California's Crises Converge: Fleeing Wildfires in a Pandemic

The burnt wreckage left by wildfires at a mobile home park in Spanish Flat, Calif., on Sunday, Aug. 23, 2020. (Ian C. Bates/The New York Times)
The burnt wreckage left by wildfires at a mobile home park in Spanish Flat, Calif., on Sunday, Aug. 23, 2020. (Ian C. Bates/The New York Times)

After a taxing weekend, we’re in for a tough week.

As of Sunday, more than 14,000 firefighters were scrambling to protect California communities from two dozen major blazes, which have left at least six people dead and dozens injured, and have forced more than 100,000 people from their homes under evacuation orders.

Roughly 1.1 million acres have burned — an area larger than Rhode Island — since Aug. 15, according to Cal Fire. More than 600,000 acres of that has been in the groups of fires known as the LNU Lightning Complex and the SC Lightning Complex, which have become the second- and third-largest fires in state history.

And the weather is only making matters worse: Dry thunderstorms were expected to bring more lightning without rain, with a red flag warning in place for much of Northern California and down to the Central Coast.

But while the fires have burned near communities where residents are learning to live with a predictable annual threat and terrible air quality, Californians have been faced with dueling, interlocked catastrophes: the wildfires, worsened by climate change, and the pandemic.

Year after year, the state has relied on prisoners to do some of the most dangerous work on the fire lines. But in 2020, with some of the nation’s biggest outbreaks of COVID-19 happening behind bars, many of these inmate firefighters have been released to protect them from the virus.

And doctors at the University of California, San Francisco, said last week that even if they didn’t see an immediate increase in COVID-19 patients stemming from the smoke — which could worsen symptoms and speed transmission — more people are likely to get sick as the fire season drags along in coming months, exacerbating all respiratory ailments.

“It’s really become the new normal that we have these mega-fires that foul our air,” said Dr. John Balmes, a UCSF professor of medicine specializing in environmental medicine and pulmonary and critical care. “I’m worried about the future, as well as the current situation, because this is going to happen again, and again and again.”

For many parents, evacuation orders came as students were set to begin virtual learning, throwing those plans into chaos.

And for families who might ordinarily flee to the homes of relatives or close friends, worries about the virus have complicated those decisions.

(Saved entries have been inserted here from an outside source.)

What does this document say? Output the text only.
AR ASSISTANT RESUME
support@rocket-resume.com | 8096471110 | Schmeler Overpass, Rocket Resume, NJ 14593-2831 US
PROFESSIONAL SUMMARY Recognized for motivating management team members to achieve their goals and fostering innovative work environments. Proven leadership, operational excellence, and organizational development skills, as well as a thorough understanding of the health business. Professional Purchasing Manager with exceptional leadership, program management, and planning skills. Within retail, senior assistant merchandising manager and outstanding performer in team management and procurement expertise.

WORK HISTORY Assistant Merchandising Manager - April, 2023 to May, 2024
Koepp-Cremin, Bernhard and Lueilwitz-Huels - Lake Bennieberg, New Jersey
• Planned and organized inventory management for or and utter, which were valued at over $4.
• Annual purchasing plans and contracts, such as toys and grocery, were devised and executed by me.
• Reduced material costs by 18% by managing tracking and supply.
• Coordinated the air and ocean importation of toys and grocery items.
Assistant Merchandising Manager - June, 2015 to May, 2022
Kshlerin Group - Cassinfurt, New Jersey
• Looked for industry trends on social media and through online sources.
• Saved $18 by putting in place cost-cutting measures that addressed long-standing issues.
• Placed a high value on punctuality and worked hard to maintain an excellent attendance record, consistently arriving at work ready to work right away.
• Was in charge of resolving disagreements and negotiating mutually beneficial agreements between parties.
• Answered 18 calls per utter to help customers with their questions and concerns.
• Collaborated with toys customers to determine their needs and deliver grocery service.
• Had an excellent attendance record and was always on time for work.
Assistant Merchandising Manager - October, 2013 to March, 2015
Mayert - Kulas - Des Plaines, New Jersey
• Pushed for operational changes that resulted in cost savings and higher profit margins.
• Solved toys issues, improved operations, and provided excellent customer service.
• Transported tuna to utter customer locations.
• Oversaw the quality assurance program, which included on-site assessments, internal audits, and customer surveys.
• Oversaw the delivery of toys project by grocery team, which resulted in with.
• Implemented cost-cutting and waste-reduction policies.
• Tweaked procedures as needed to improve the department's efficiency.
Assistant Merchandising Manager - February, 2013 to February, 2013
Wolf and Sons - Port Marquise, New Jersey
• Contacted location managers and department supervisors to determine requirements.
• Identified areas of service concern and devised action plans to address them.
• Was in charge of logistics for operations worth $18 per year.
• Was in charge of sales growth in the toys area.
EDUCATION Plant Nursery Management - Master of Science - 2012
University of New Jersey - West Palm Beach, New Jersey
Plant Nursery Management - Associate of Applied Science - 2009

Chelsea Sterrett wrote in an email Thursday that her family was ordered to evacuate as the River Fire, south of Salinas, approached.

She and her husband are both high school teachers who were in the midst of their first week of virtual learning; their children were set to start school online the day the mandatory evacuation order came.

So the parents packed up their three children (ages 7, 5 and 1) and a dog, and left to stay with family friends they had not seen in months because of the pandemic.

“The immediate crisis of the fire was bigger than our concerns about COVID,” she wrote.

Kevin Susco wrote in an email late last week that his daughter-in-law asked Tuesday if she and her son, who were under an evacuation warning in Boulder Creek, could stay with him and his wife in Palo Alto.

Their son, he said, is an Army Reservist currently in Kuwait.

“We’ve been together only briefly since the pandemic, because my wife and I are both in our 60s, and we take the threat from the virus seriously,” he said. “But we didn’t think about it too much before we said, sure, come over if you need to evacuate.”

Some who are at particularly high risk of getting seriously ill or dying of COVID-19 are confronting difficult choices, however.

Deborah Meltzer, 67, said in an email that she’s one of a growing number of baby boomers who are live-in caregivers to aging parents — in her case, her 100-year-old father.

She lives in Elk Grove, where smoke has filled the air and the dangers, both from the fires and the poor air, are constantly on her mind.

“Quite frankly, I am not sure what I would do or where I would take my dad in the event of an evacuation,” she said.